Austerlitz by W.G. Sebald

Austerlitz by W.G. Sebald

Autor:W.G. Sebald [Sebald, W.G.]
Die sprache: deu
Format: epub
veröffentlicht: 2015-02-26T05:00:00+00:00


Man betritt ihn durch eine enge, in das Hauptportal eingelassene Tür und befindet sich zunächst in einem dämmrigen Tonnengewölbe,

durch das früher einmal die Kutschen und Kaleschen hineinrollten in den von einer verglasten Kuppel überwölbten, wenigstens zwanzig mal fünfzig Meter messenden inneren Hof, der auf drei Stockwerken umgeben ist von einer Galerie, über die man Zugang hat zu den Kanzleikammern, durch deren Fenster der Blick hinabgeht auf die Gasse, so daß also das ganze, von außen am ehesten einem Stadtpalais gleichende Gebäude gebildet wird von vier nicht viel mehr als drei Meter tiefen, um den Hofraum herum in gleichsam illusionistischer Manier aufgeführten Flügeln, in welchen es keine Korridore und Gänge gibt, ähnlich wie man es kennt aus der Gefängnisarchitektur der bürgerlichen Epoche, in der sich das Muster der um einen rechtwinkligen oder runden Hof gebauten, an der Innenseite mit Laufstegen versehenen Zellentrakte als das für den Strafvollzug günstigste durchgesetzt hat. Aber nicht nur an ein Gefängnis erinnerte mich der Innenhof des Archivs in der Karmelitska, sagte Austerlitz, sondern auch an ein Kloster, an eine Reitschule, ein Operntheater und an ein Irrenhaus, und all diese Vorstellungen gingen in mir durcheinander, während ich in das aus der Höhe herabsinkende Zwielicht hineinschaute und durch es hindurch auf den Galerierängen eine dichtgedrängte Menschenmenge zu sehen glaubte, in welcher einige die Hüte schwenkten oder mit dem Taschentuch winkten, so wie einstmals die Passagiere an Bord eines auslaufenden Dampfers.
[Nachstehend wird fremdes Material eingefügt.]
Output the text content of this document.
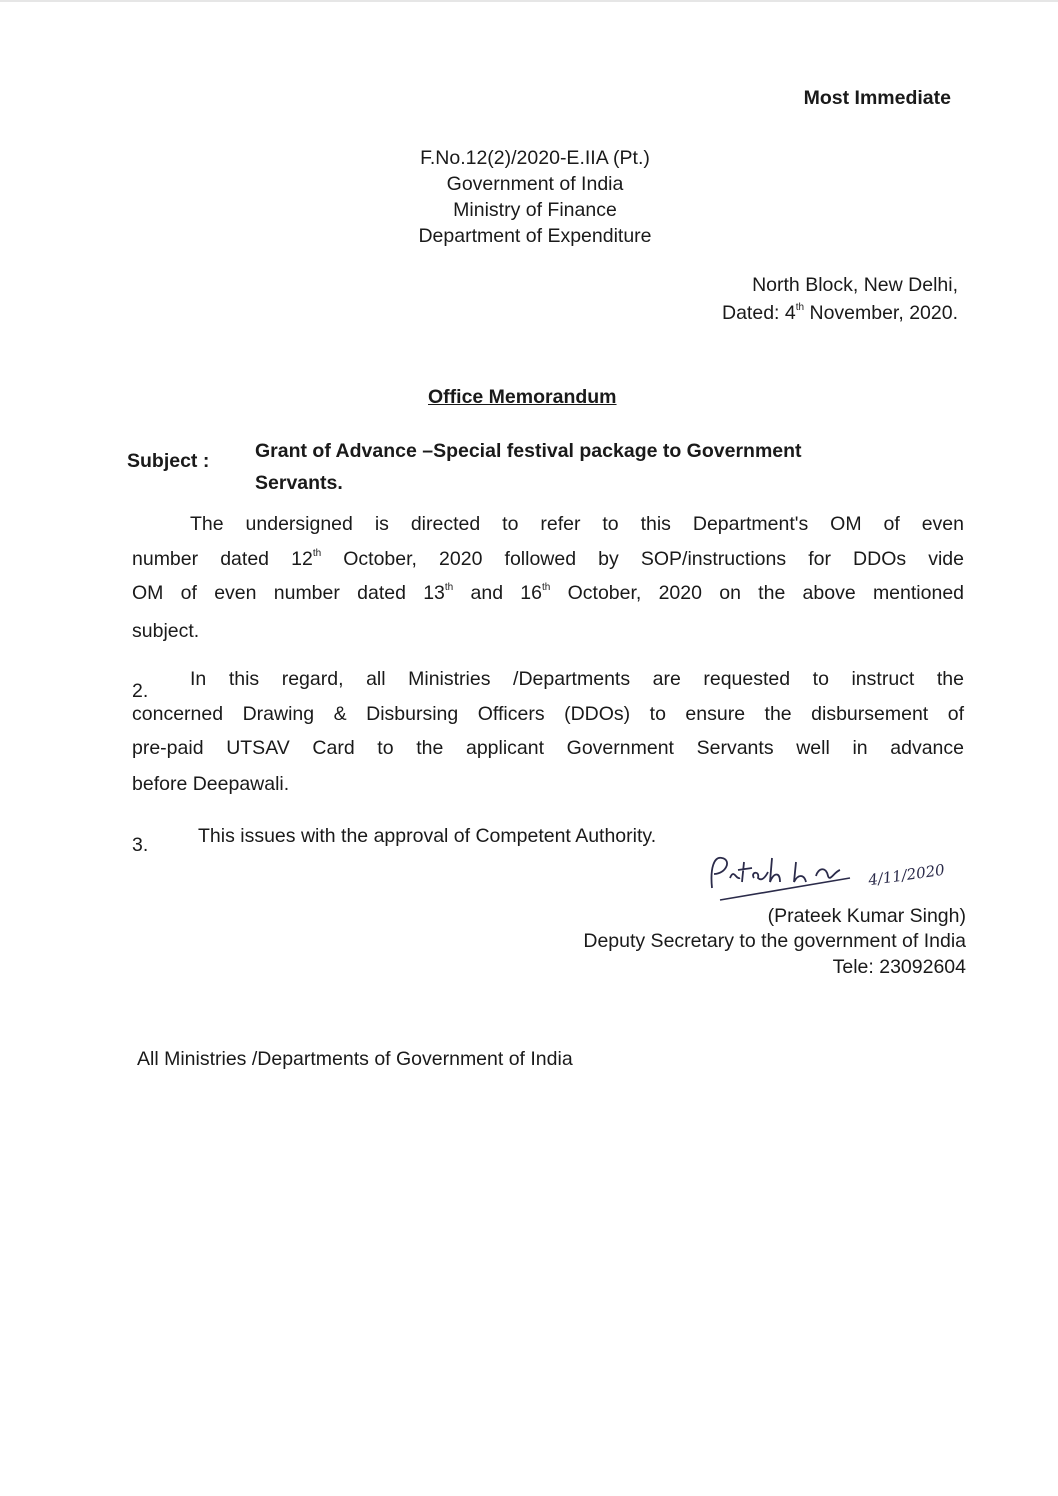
Most Immediate
F.No.12(2)/2020-E.IIA (Pt.)
Government of India
Ministry of Finance
Department of Expenditure
North Block, New Delhi,
Dated: 4th November, 2020.
Office Memorandum
Subject : Grant of Advance –Special festival package to Government
Servants.
The undersigned is directed to refer to this Department's OM of even
number dated 12th October, 2020 followed by SOP/instructions for DDOs vide
OM of even number dated 13th and 16th October, 2020 on the above mentioned
subject.
2.
In this regard, all Ministries /Departments are requested to instruct the
concerned Drawing & Disbursing Officers (DDOs) to ensure the disbursement of
pre-paid UTSAV Card to the applicant Government Servants well in advance
before Deepawali.
3.	This issues with the approval of Competent Authority.
4/11/2020
(Prateek Kumar Singh)
Deputy Secretary to the government of India
Tele: 23092604
All Ministries /Departments of Government of India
Jedenfalls dauerte es eine gewisse Zeit, bis ich wieder einigermaßen bei mir war und mich zu dem Schalter neben dem Eingang zurückwandte, von dem aus der Portier mich im Auge behalten hatte, seit ich über die Schwelle getreten und, von dem Licht des Innenhofs angezogen, achtlos an ihm vorübergegangen war. Man mußte sich weit hinabbeugen zu dem viel zu niedrigen Schalter, wenn man mit dem Türhüter sprechen wollte, der allem Anschein nach in seinem Verschlag auf dem Fußboden kniete. Obzwar ich meinerseits bald dieselbe Stellung einnahm, gelang es mir auf keine Weise, mich verständlich zu machen, sagte Austerlitz, weshalb auch der Türhüter schließlich mit einer langen Suada, aus der ich nichts als die mehrmals mit besonderem Nachdruck wiederholten Worte anglický und Anglican heraushörte, aus dem Inneren des Gebäudes eine der Archivangestellten herbeitelephonierte, die tatsächlich gleich darauf, noch während ich auf dem Pult neben der Loge eines der Besucherformulare ausfüllte, wie aus dem Boden gewachsen, wie man sagt, sagte Austerlitz, neben mir stand.